— Как на исповеди расскажу. — Десна глянул на Валерика с Альфоником, те кивнули. — Было это в четверг. Днем мы хорошенько приняли на грудь, а вечером головка и бо-бо. А лечится оно тем же самым, а? Клин клином. — Он рассмеялся, его дружки ему вторили. — Файно. Загуливаем к Вацьке на Замарстыновскую, потому что она дает в кредит. А там уже гулька. Сидят трое атлетов из цирка, ну, с того, что на праздники показы устраивал, а с ними две бини, прошу прощения, девушки. Размалеванные, штайфурованные[32]… А за занавеской смех, писки, крики… Вот скажи, Альфоник, хорошо я балакаю?
— Атлета шпунтовал там дзюни, же фест[33], - буркнул Альфоник.
— И одна из тех девиц, — не спеша произнес Десна, — рыхтиг (сразу) за столом, не за занавеской — так то урожденная доця пана кумисара.
Воцарилось молчание. Бандиты, не скрывая усмешки, глядели на Попельского. Ему казалось, будто бы все вокруг поднимают рюмки и пьют здоровье падшей семнадцатилетней Риты Попельской. Полицейский налил себе третью порцию, опорожняя бутылку, и выпил ее мелкими глотками. Ему хотелось, чтобы водка жгла, чтобы этот суровый вкус, что царапал горло, был заменой наказания за все провинности, совершенные им в качестве отца. Он закурил очередную папиросу, хотя предыдущая была докурена всего лишь до половины. Табак сделался кислым, словно уксус. И тогда же Попельский почувствовал смрад испражнений. Он отодвинулся от стола, поднял свечку и глянул на подошву. Под каблуком прилип вонючий комок. Он плохо оттер подошвы.
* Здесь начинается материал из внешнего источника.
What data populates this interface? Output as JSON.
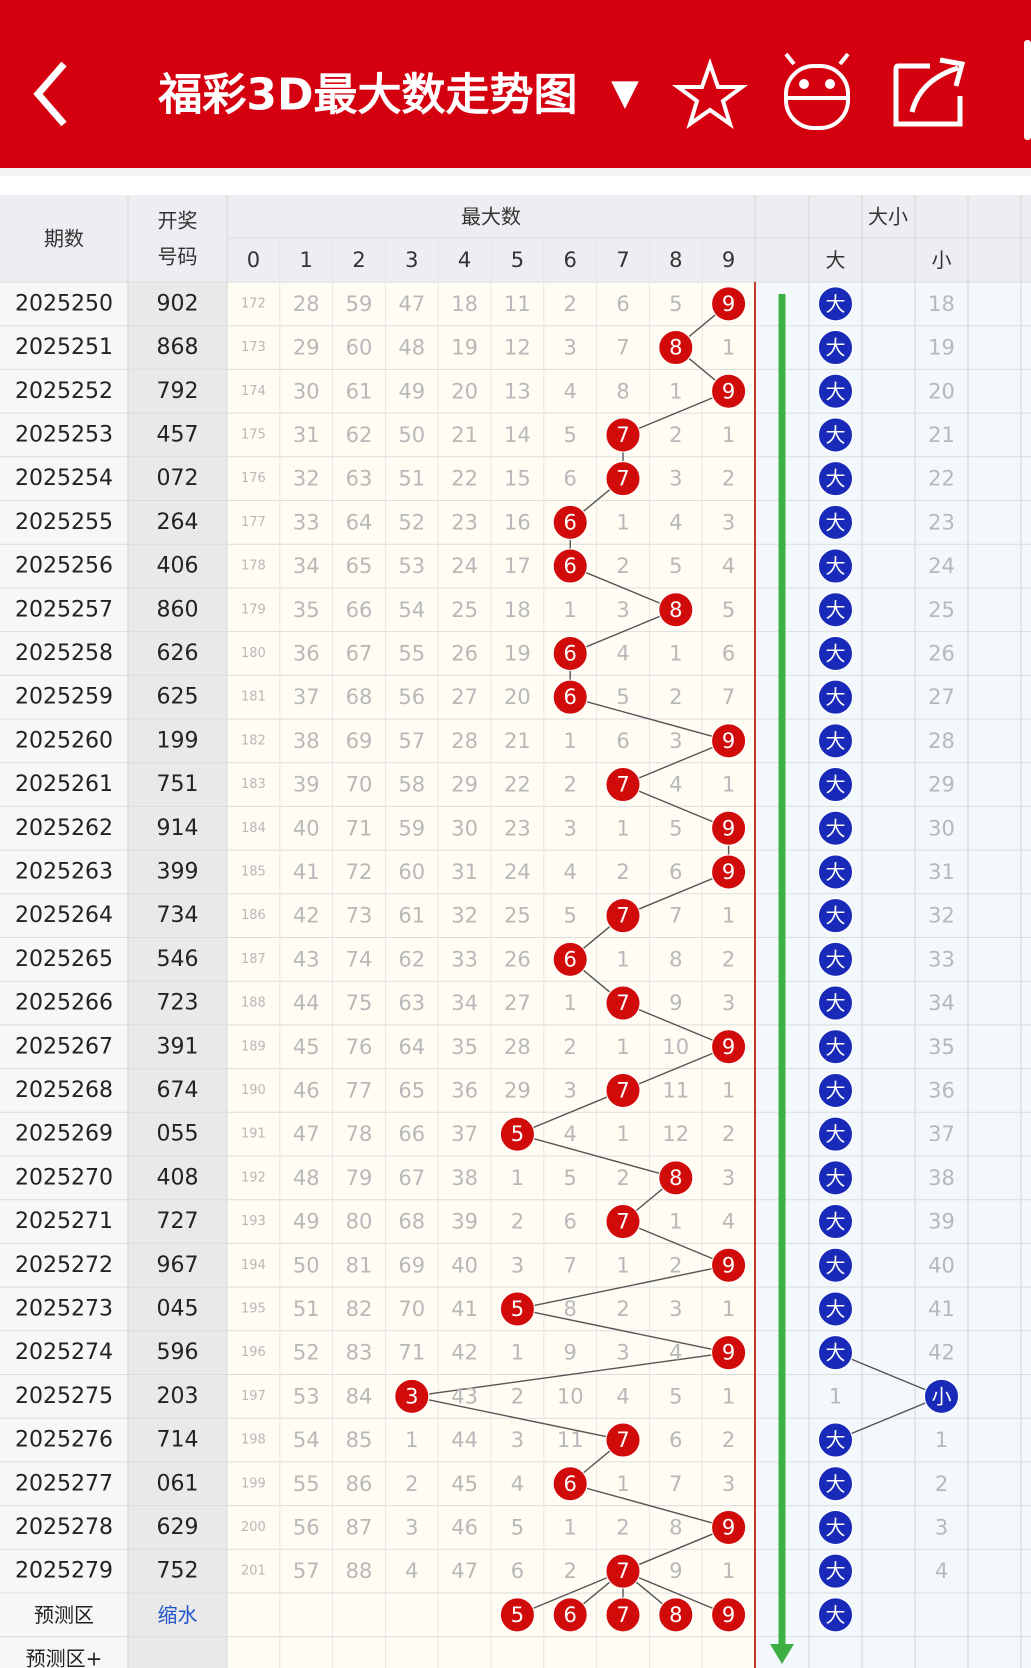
{
  "header": {
    "title": "福彩3D最大数走势图",
    "dropdown": "▼"
  },
  "table": {
    "head": {
      "issue": "期数",
      "number": "开奖号码",
      "max_group": "最大数",
      "digits": [
        "0",
        "1",
        "2",
        "3",
        "4",
        "5",
        "6",
        "7",
        "8",
        "9"
      ],
      "size_group": "大小",
      "big": "大",
      "small": "小"
    },
    "rows": [
      {
        "issue": "2025250",
        "number": "902",
        "cells": [
          172,
          28,
          59,
          47,
          18,
          11,
          2,
          6,
          5,
          9
        ],
        "big": "大",
        "small": 18
      },
      {
        "issue": "2025251",
        "number": "868",
        "cells": [
          173,
          29,
          60,
          48,
          19,
          12,
          3,
          7,
          8,
          1
        ],
        "big": "大",
        "small": 19
      },
      {
        "issue": "2025252",
        "number": "792",
        "cells": [
          174,
          30,
          61,
          49,
          20,
          13,
          4,
          8,
          1,
          9
        ],
        "big": "大",
        "small": 20
      },
      {
        "issue": "2025253",
        "number": "457",
        "cells": [
          175,
          31,
          62,
          50,
          21,
          14,
          5,
          7,
          2,
          1
        ],
        "big": "大",
        "small": 21
      },
      {
        "issue": "2025254",
        "number": "072",
        "cells": [
          176,
          32,
          63,
          51,
          22,
          15,
          6,
          7,
          3,
          2
        ],
        "big": "大",
        "small": 22
      },
      {
        "issue": "2025255",
        "number": "264",
        "cells": [
          177,
          33,
          64,
          52,
          23,
          16,
          6,
          1,
          4,
          3
        ],
        "big": "大",
        "small": 23
      },
      {
        "issue": "2025256",
        "number": "406",
        "cells": [
          178,
          34,
          65,
          53,
          24,
          17,
          6,
          2,
          5,
          4
        ],
        "big": "大",
        "small": 24
      },
      {
        "issue": "2025257",
        "number": "860",
        "cells": [
          179,
          35,
          66,
          54,
          25,
          18,
          1,
          3,
          8,
          5
        ],
        "big": "大",
        "small": 25
      },
      {
        "issue": "2025258",
        "number": "626",
        "cells": [
          180,
          36,
          67,
          55,
          26,
          19,
          6,
          4,
          1,
          6
        ],
        "big": "大",
        "small": 26
      },
      {
        "issue": "2025259",
        "number": "625",
        "cells": [
          181,
          37,
          68,
          56,
          27,
          20,
          6,
          5,
          2,
          7
        ],
        "big": "大",
        "small": 27
      },
      {
        "issue": "2025260",
        "number": "199",
        "cells": [
          182,
          38,
          69,
          57,
          28,
          21,
          1,
          6,
          3,
          9
        ],
        "big": "大",
        "small": 28
      },
      {
        "issue": "2025261",
        "number": "751",
        "cells": [
          183,
          39,
          70,
          58,
          29,
          22,
          2,
          7,
          4,
          1
        ],
        "big": "大",
        "small": 29
      },
      {
        "issue": "2025262",
        "number": "914",
        "cells": [
          184,
          40,
          71,
          59,
          30,
          23,
          3,
          1,
          5,
          9
        ],
        "big": "大",
        "small": 30
      },
      {
        "issue": "2025263",
        "number": "399",
        "cells": [
          185,
          41,
          72,
          60,
          31,
          24,
          4,
          2,
          6,
          9
        ],
        "big": "大",
        "small": 31
      },
      {
        "issue": "2025264",
        "number": "734",
        "cells": [
          186,
          42,
          73,
          61,
          32,
          25,
          5,
          7,
          7,
          1
        ],
        "big": "大",
        "small": 32
      },
      {
        "issue": "2025265",
        "number": "546",
        "cells": [
          187,
          43,
          74,
          62,
          33,
          26,
          6,
          1,
          8,
          2
        ],
        "big": "大",
        "small": 33
      },
      {
        "issue": "2025266",
        "number": "723",
        "cells": [
          188,
          44,
          75,
          63,
          34,
          27,
          1,
          7,
          9,
          3
        ],
        "big": "大",
        "small": 34
      },
      {
        "issue": "2025267",
        "number": "391",
        "cells": [
          189,
          45,
          76,
          64,
          35,
          28,
          2,
          1,
          10,
          9
        ],
        "big": "大",
        "small": 35
      },
      {
        "issue": "2025268",
        "number": "674",
        "cells": [
          190,
          46,
          77,
          65,
          36,
          29,
          3,
          7,
          11,
          1
        ],
        "big": "大",
        "small": 36
      },
      {
        "issue": "2025269",
        "number": "055",
        "cells": [
          191,
          47,
          78,
          66,
          37,
          5,
          4,
          1,
          12,
          2
        ],
        "big": "大",
        "small": 37
      },
      {
        "issue": "2025270",
        "number": "408",
        "cells": [
          192,
          48,
          79,
          67,
          38,
          1,
          5,
          2,
          8,
          3
        ],
        "big": "大",
        "small": 38
      },
      {
        "issue": "2025271",
        "number": "727",
        "cells": [
          193,
          49,
          80,
          68,
          39,
          2,
          6,
          7,
          1,
          4
        ],
        "big": "大",
        "small": 39
      },
      {
        "issue": "2025272",
        "number": "967",
        "cells": [
          194,
          50,
          81,
          69,
          40,
          3,
          7,
          1,
          2,
          9
        ],
        "big": "大",
        "small": 40
      },
      {
        "issue": "2025273",
        "number": "045",
        "cells": [
          195,
          51,
          82,
          70,
          41,
          5,
          8,
          2,
          3,
          1
        ],
        "big": "大",
        "small": 41
      },
      {
        "issue": "2025274",
        "number": "596",
        "cells": [
          196,
          52,
          83,
          71,
          42,
          1,
          9,
          3,
          4,
          9
        ],
        "big": "大",
        "small": 42
      },
      {
        "issue": "2025275",
        "number": "203",
        "cells": [
          197,
          53,
          84,
          3,
          43,
          2,
          10,
          4,
          5,
          1
        ],
        "big": 1,
        "small": "小"
      },
      {
        "issue": "2025276",
        "number": "714",
        "cells": [
          198,
          54,
          85,
          1,
          44,
          3,
          11,
          7,
          6,
          2
        ],
        "big": "大",
        "small": 1
      },
      {
        "issue": "2025277",
        "number": "061",
        "cells": [
          199,
          55,
          86,
          2,
          45,
          4,
          6,
          1,
          7,
          3
        ],
        "big": "大",
        "small": 2
      },
      {
        "issue": "2025278",
        "number": "629",
        "cells": [
          200,
          56,
          87,
          3,
          46,
          5,
          1,
          2,
          8,
          9
        ],
        "big": "大",
        "small": 3
      },
      {
        "issue": "2025279",
        "number": "752",
        "cells": [
          201,
          57,
          88,
          4,
          47,
          6,
          2,
          7,
          9,
          1
        ],
        "big": "大",
        "small": 4
      }
    ],
    "prediction": {
      "label": "预测区",
      "note": "缩水",
      "digits": [
        5,
        6,
        7,
        8,
        9
      ],
      "big": "大"
    },
    "prediction_plus": {
      "label": "预测区+"
    }
  }
}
Дерьмо… Комиссар старательно отставил наполовину не выпитый стаканчик, после чего вытер салфеткой мокрые круги на столешнице. А потом нанес удар через стол.
Он услышал тихий треск и увидел кровь, брызнувшую фонтаном из носа на стол и на тарелку с остатками котлеты. Альфоник с Валериком отскочили от стола и сунули руки в карманы. Попельский на них и не глянул. Он схватил Десну за волосы, прижал его лицо к столешнице и всей своей тяжестью навалился ему на голову. Если раньше нос и не повредил, то сейчас, без всякого сомнения, своего добился. Фелек даже и не застонал. Он тихо-тихо лежал, а вокруг лица неспешно разливалась кровь. Над ухом он почувствовал алкогольное дыхание комиссара.
— А теперь извинись за то, что ляпнул, — прошипел Попельский. — Скажи, что все это неправда. Что моей дочки с теми циркачами не было. И скажи это полным предложением.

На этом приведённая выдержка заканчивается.